Nicht immer reicht eine Arbeitsunfähigkeitsbescheinigung im Falle einer Kündigung als Beweis, dass der Arbeitnehmer während des gesamten Zeitraums bis Ende der Kündigungsfrist wirklich krank war. Das Landesarbeitsgericht Schleswig-Holstein hat nun in einem Fall den Beweiswert als erschüttert angesehen. Sein Urteil: Das Einbehalten des Lohns durch den Arbeitgeber war rechtens, die als Pflegeassistentin beschäftigte Mitarbeiterin hatte keinen Anspruch auf Entgeltfortzahlung.

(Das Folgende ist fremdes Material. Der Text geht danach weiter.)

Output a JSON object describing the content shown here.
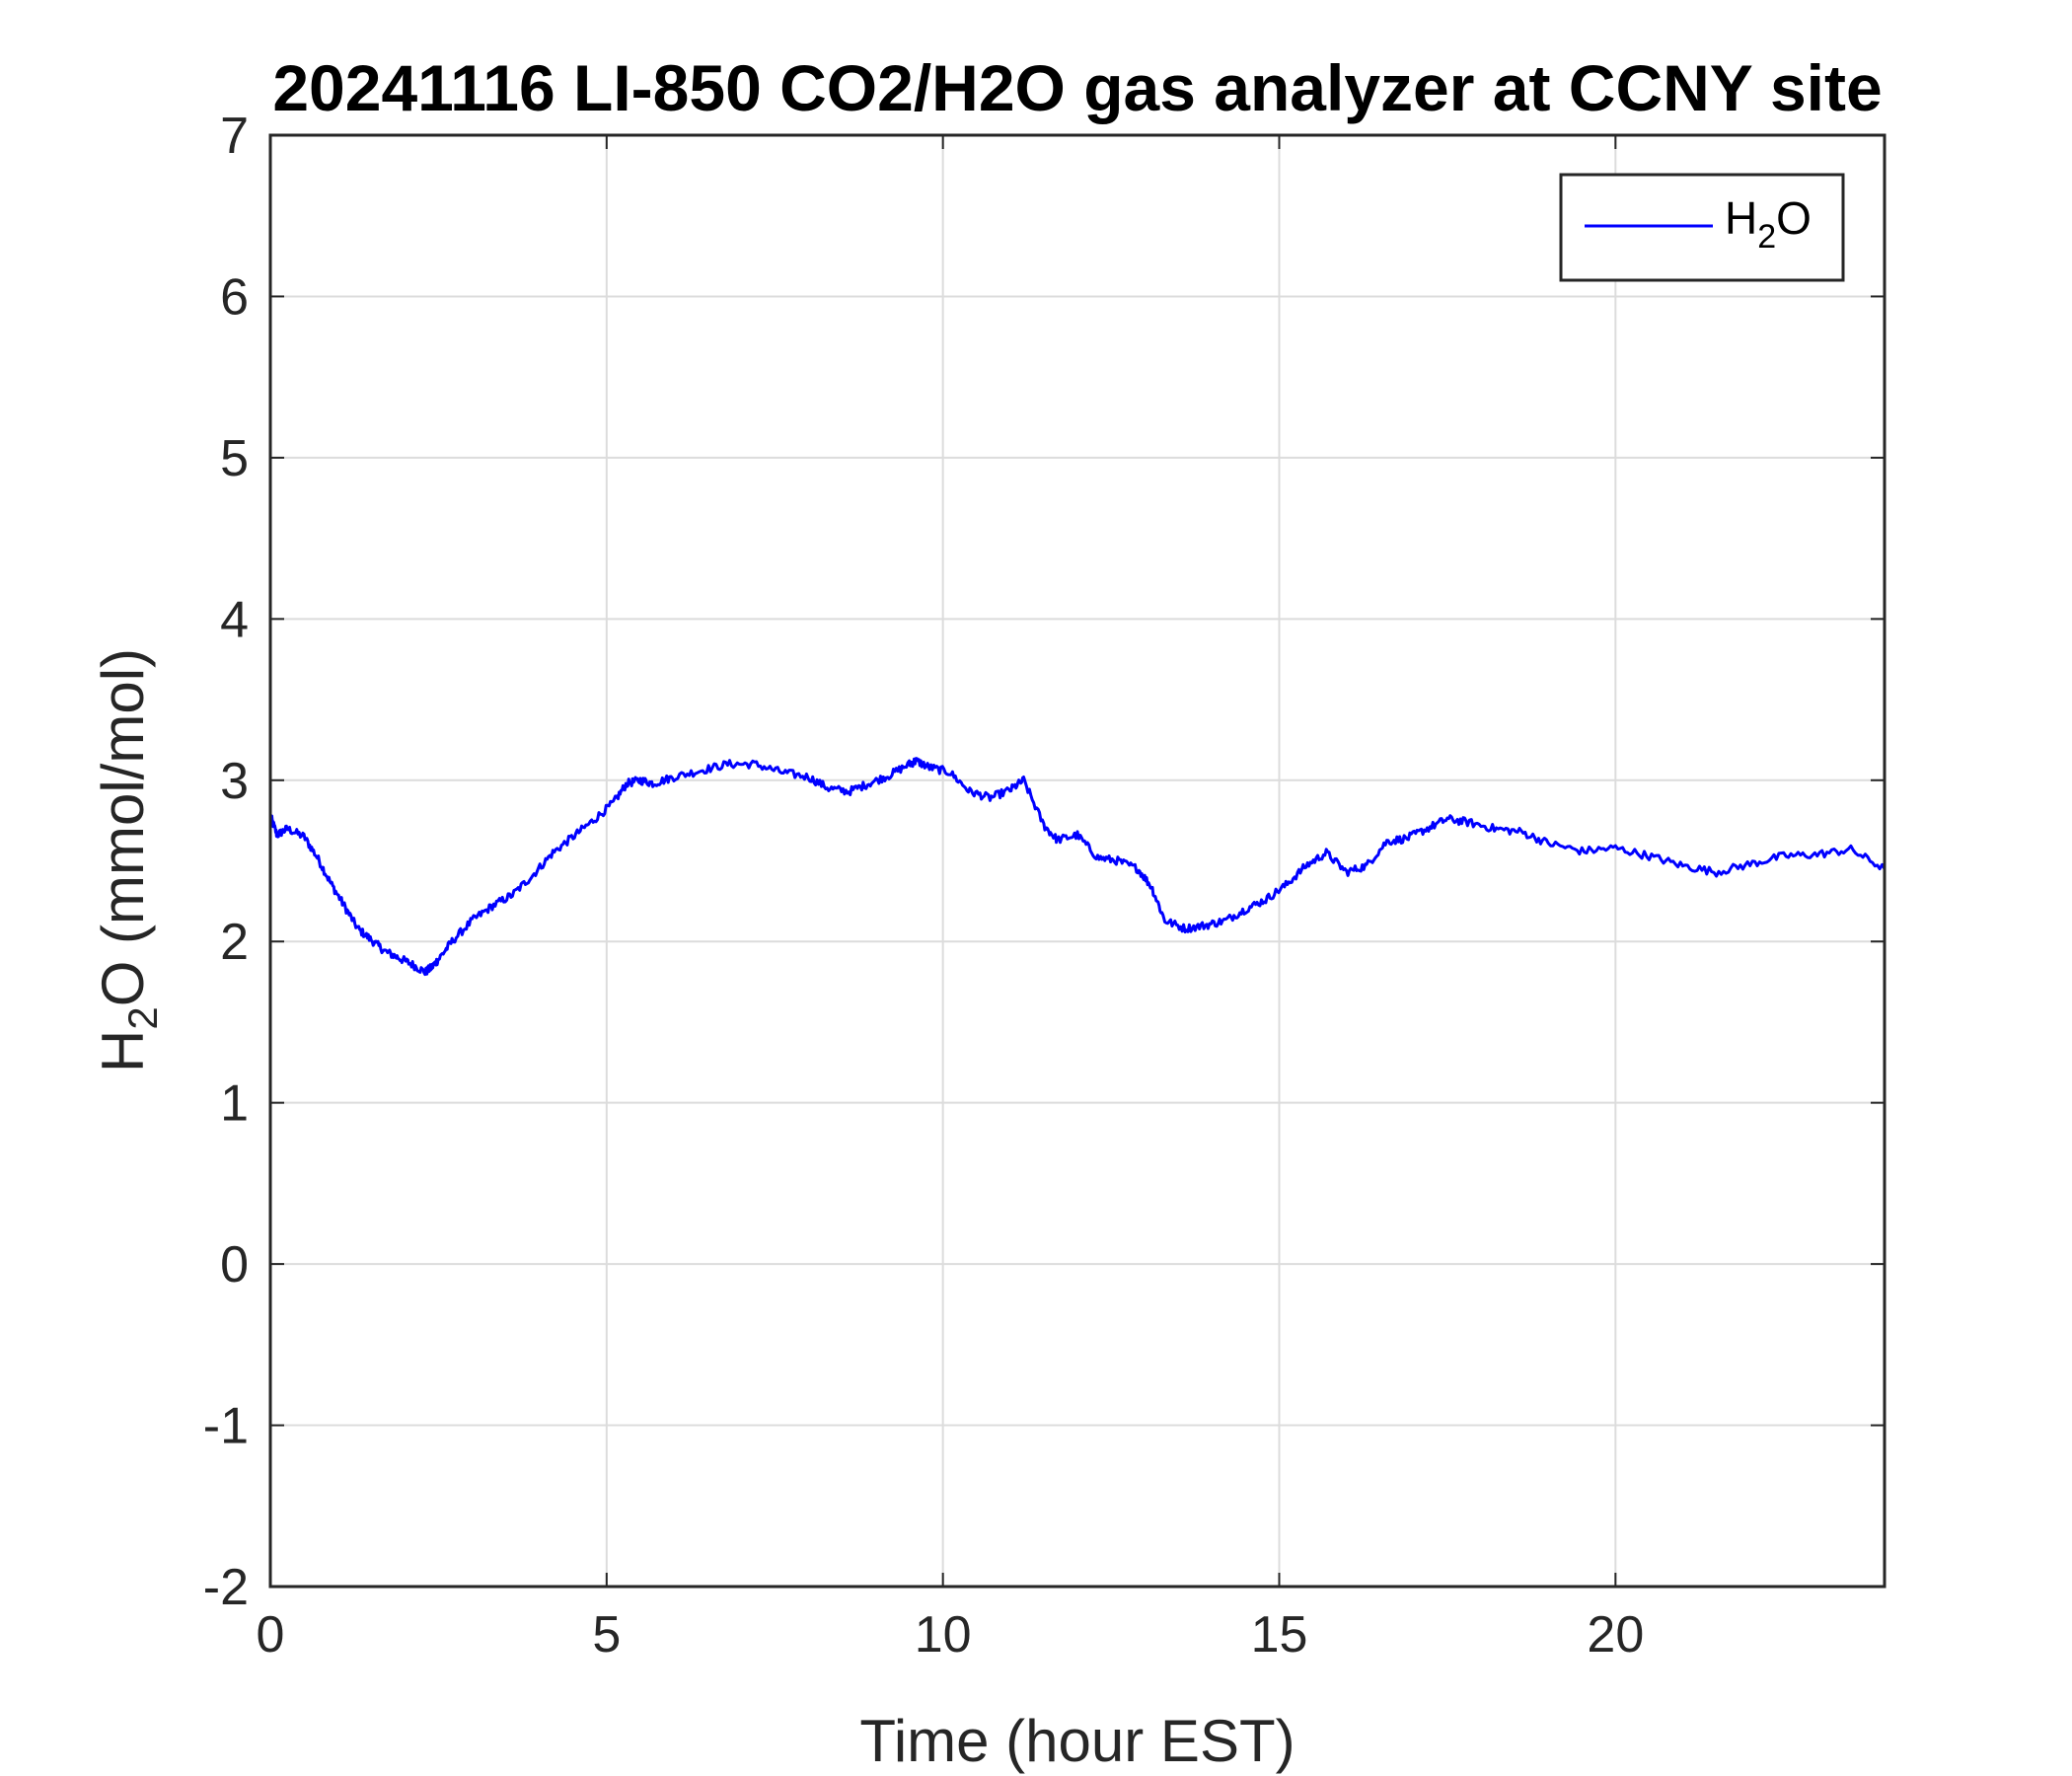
{
  "chart_data": {
    "type": "line",
    "title": "20241116 LI-850 CO2/H2O gas analyzer at CCNY site",
    "xlabel": "Time (hour EST)",
    "ylabel": {
      "pre": "H",
      "sub": "2",
      "post": "O (mmol/mol)"
    },
    "xlim": [
      0,
      24
    ],
    "ylim": [
      -2,
      7
    ],
    "xticks": [
      0,
      5,
      10,
      15,
      20
    ],
    "yticks": [
      -2,
      -1,
      0,
      1,
      2,
      3,
      4,
      5,
      6,
      7
    ],
    "grid": true,
    "legend": {
      "position": "top-right",
      "entries": [
        {
          "pre": "H",
          "sub": "2",
          "post": "O"
        }
      ]
    },
    "series": [
      {
        "name": "H2O",
        "color": "#0000ff",
        "x": [
          0,
          0.1,
          0.25,
          0.5,
          0.7,
          0.9,
          1.1,
          1.3,
          1.5,
          1.7,
          1.9,
          2.1,
          2.3,
          2.4,
          2.5,
          2.7,
          3.0,
          3.3,
          3.6,
          3.9,
          4.2,
          4.5,
          4.8,
          5.1,
          5.3,
          5.5,
          5.7,
          6.0,
          6.4,
          6.8,
          7.2,
          7.6,
          8.0,
          8.3,
          8.6,
          8.9,
          9.2,
          9.5,
          9.6,
          9.8,
          10.1,
          10.4,
          10.7,
          11.0,
          11.2,
          11.5,
          11.7,
          12.0,
          12.3,
          12.6,
          12.9,
          13.1,
          13.3,
          13.6,
          13.9,
          14.2,
          14.5,
          14.8,
          15.1,
          15.4,
          15.7,
          16.0,
          16.3,
          16.6,
          16.9,
          17.2,
          17.5,
          17.8,
          18.2,
          18.6,
          19.0,
          19.5,
          20.0,
          20.5,
          21.0,
          21.5,
          22.0,
          22.5,
          23.0,
          23.5,
          24.0
        ],
        "y": [
          2.78,
          2.66,
          2.7,
          2.65,
          2.52,
          2.36,
          2.22,
          2.08,
          2.01,
          1.94,
          1.9,
          1.86,
          1.81,
          1.84,
          1.89,
          2.0,
          2.13,
          2.22,
          2.29,
          2.41,
          2.55,
          2.65,
          2.75,
          2.86,
          2.98,
          3.0,
          2.98,
          3.02,
          3.06,
          3.1,
          3.1,
          3.05,
          3.02,
          2.95,
          2.93,
          2.98,
          3.03,
          3.1,
          3.12,
          3.08,
          3.05,
          2.93,
          2.89,
          2.94,
          3.0,
          2.72,
          2.63,
          2.66,
          2.52,
          2.5,
          2.45,
          2.34,
          2.13,
          2.08,
          2.1,
          2.13,
          2.2,
          2.26,
          2.35,
          2.47,
          2.55,
          2.43,
          2.47,
          2.62,
          2.64,
          2.7,
          2.76,
          2.74,
          2.7,
          2.68,
          2.61,
          2.56,
          2.58,
          2.53,
          2.47,
          2.43,
          2.48,
          2.53,
          2.54,
          2.57,
          2.45
        ]
      }
    ]
  }
}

Fortlaufende AU und Formulierungen im Kündigungsschreiben
Entscheidend sei die Gesamtbetrachtung aller Indizien gewesen, wie das Gericht weiter mitteilt. So hatte sich die Mitarbeiterin im Kündigungsschreiben für die gute Zusammenarbeit bedankt und dem Unternehmen alles Gute gewünscht. Sie bat zudem darum ihr unter anderem eine Kündigungsbestätigung und die Arbeitspapiere an ihre Wohnanschrift zu senden. Sie reichte mit Kündigung und bis zum Ende der sechswöchigen Kündigungsfrist fortlaufend mehrere Arbeitsunfähigkeitsbescheinigungen ein.
Laut den Richtern habe die Mitarbeiterin zum Zeitpunkt der Kündigung aufgrund ihrer Beschwerden nicht davon ausgehen können, bis zum Ende der Kündigungsfrist krankgeschrieben zu werden. Die Formulierungen im Kündigungsschreiben würden aber darauf hindeuten, dass die Angestellte nicht mehr damit gerechnet hatte, noch einmal beim Arbeitgeber erscheinen zu müssen.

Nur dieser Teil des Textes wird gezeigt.